Pomegranate seeds appear in the Greek myth of the goddess Demeter, protector of grain, crops, and the earth's bounty, and her daughter Persephone. 

One day Persephone was picking flowers when Hades, the king of the underworld, seized her and carried her to his dark realm to be his bride. Grief-stricken, Demeter refused to let crops grow.  All of humankind would have starved had not Zeus ordered Hades to release Persephone. Hades let her go, but first he convinced her to eat some pomegranate seeds. Having once eaten the food of the underworld, Persephone could never be free of the place. Henceforth she was fated to spend part of each year with Hades. 

Dante Gabriel Rossetti's painting of Persephone - model Jane Morris       

When Persephone goes back to Hades, the world turns barren, but when she returns to her mother, the earth produces flowers, fruit, and grain. Thus this ancient Greek myth gave rise to an explanation for the seasons.

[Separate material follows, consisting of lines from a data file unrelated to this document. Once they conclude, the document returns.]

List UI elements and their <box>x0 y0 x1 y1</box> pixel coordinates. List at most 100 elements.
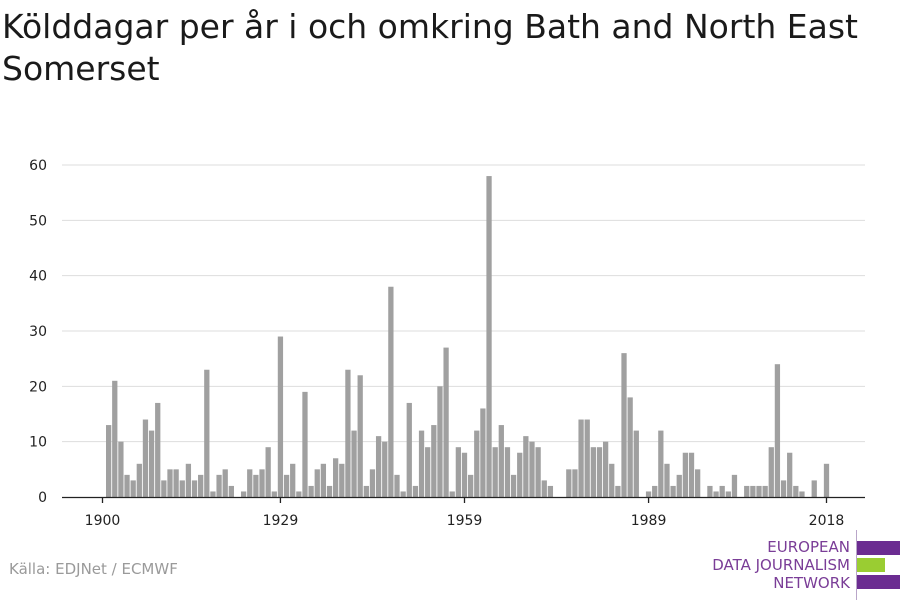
bars <box>105 176 830 498</box>
logo-bar-purple-top <box>857 541 900 555</box>
bar-1970 <box>529 441 535 497</box>
bar-1944 <box>369 469 376 497</box>
bar-1913 <box>179 480 185 497</box>
logo-divider <box>856 530 857 600</box>
bar-1901 <box>105 425 112 497</box>
bar-1934 <box>308 485 314 497</box>
bar-1918 <box>210 491 216 497</box>
bar-2018 <box>823 463 830 497</box>
bar-2012 <box>787 452 793 497</box>
bar-1930 <box>283 474 290 497</box>
bar-1941 <box>351 430 357 497</box>
bar-1917 <box>204 369 210 497</box>
bar-2001 <box>719 485 725 497</box>
bar-2016 <box>811 480 817 497</box>
bar-1948 <box>394 474 400 497</box>
bar-1905 <box>130 480 136 497</box>
bar-1914 <box>185 463 192 497</box>
bar-1967 <box>510 474 517 497</box>
bar-1904 <box>124 474 130 497</box>
bar-1961 <box>474 430 480 497</box>
bar-1964 <box>492 447 498 497</box>
bar-1987 <box>633 430 639 497</box>
edjnet-logo[interactable]: EUROPEAN DATA JOURNALISM NETWORK <box>700 528 900 600</box>
bar-1991 <box>658 430 664 497</box>
bar-1990 <box>652 485 658 497</box>
bar-1920 <box>222 469 228 497</box>
bar-1952 <box>418 430 425 497</box>
bar-1956 <box>443 347 449 497</box>
bar-1960 <box>467 474 474 497</box>
bar-1953 <box>425 447 431 497</box>
bar-1938 <box>333 458 339 497</box>
bar-1949 <box>400 491 406 497</box>
bar-1983 <box>609 463 615 497</box>
bar-1919 <box>216 474 222 497</box>
bar-1978 <box>578 419 584 497</box>
bar-2009 <box>768 447 774 497</box>
bar-1973 <box>547 485 554 497</box>
bar-1968 <box>517 452 523 497</box>
logo-bar-purple-bottom <box>857 575 900 589</box>
bar-2006 <box>750 485 756 497</box>
bar-1926 <box>259 469 265 497</box>
bar-1939 <box>339 463 345 497</box>
bar-1976 <box>566 469 572 497</box>
bar-2003 <box>731 474 738 497</box>
bar-1989 <box>645 491 652 497</box>
bar-1928 <box>271 491 277 497</box>
source-note: Källa: EDJNet / ECMWF <box>9 560 178 578</box>
y-tick-label-10: 10 <box>29 435 47 451</box>
bar-1925 <box>253 474 259 497</box>
bar-1916 <box>198 474 204 497</box>
x-tick-label-2018: 2018 <box>809 513 845 529</box>
bar-2014 <box>799 491 805 497</box>
bar-1963 <box>486 176 492 498</box>
bar-1921 <box>228 485 234 497</box>
chart-title: Kölddagar per år i och omkring Bath and … <box>2 7 858 88</box>
bar-2010 <box>774 364 781 497</box>
y-tick-label-30: 30 <box>29 324 47 340</box>
bar-1995 <box>682 452 689 497</box>
bar-1992 <box>664 463 670 497</box>
bar-2013 <box>793 485 799 497</box>
bar-1985 <box>621 353 627 497</box>
bar-1954 <box>431 425 437 497</box>
bar-1999 <box>707 485 713 497</box>
y-axis-ticks: 0 10 20 30 40 50 60 <box>29 158 47 506</box>
bar-1950 <box>406 402 412 497</box>
y-tick-label-0: 0 <box>38 490 47 506</box>
bar-1981 <box>596 447 603 497</box>
bar-1906 <box>136 463 142 497</box>
y-tick-label-40: 40 <box>29 269 47 285</box>
bar-1947 <box>388 286 394 497</box>
bar-1911 <box>167 469 173 497</box>
bar-1943 <box>363 485 369 497</box>
bar-1957 <box>449 491 455 497</box>
bar-1931 <box>290 463 296 497</box>
bar-1984 <box>615 485 621 497</box>
bar-1910 <box>161 480 167 497</box>
logo-line-3: NETWORK <box>773 574 850 592</box>
bar-1929 <box>277 336 284 497</box>
x-tick-label-1929: 1929 <box>263 513 299 529</box>
bar-1993 <box>670 485 676 497</box>
bar-1962 <box>480 408 486 497</box>
bar-1912 <box>173 469 179 497</box>
bar-1946 <box>382 441 388 497</box>
bar-1940 <box>345 369 351 497</box>
bar-1977 <box>572 469 578 497</box>
y-tick-label-20: 20 <box>29 379 47 395</box>
y-tick-label-60: 60 <box>29 158 47 174</box>
logo-bar-green <box>857 558 885 572</box>
bar-2005 <box>744 485 750 497</box>
bar-1997 <box>695 469 701 497</box>
bar-1972 <box>541 480 547 497</box>
bar-2007 <box>756 485 762 497</box>
bar-2000 <box>713 491 719 497</box>
bar-1924 <box>247 469 253 497</box>
x-axis: 1900 1929 1959 1989 2018 <box>62 496 865 529</box>
bar-2011 <box>780 480 787 497</box>
bar-1942 <box>357 375 363 497</box>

I love the sculptural shape and form of a pomegranite, and the way that it's protective crimson leathery shell safely carries its cargo of shiny red seeds, resembling a jeweller's pouch filled with rubies.

We were both thrilled and delighted when we opened one of our presents on Christmas morning which contained a painting of a pomegranite. A gift that had been especially painted for us by one of our greatly loved granddaughters.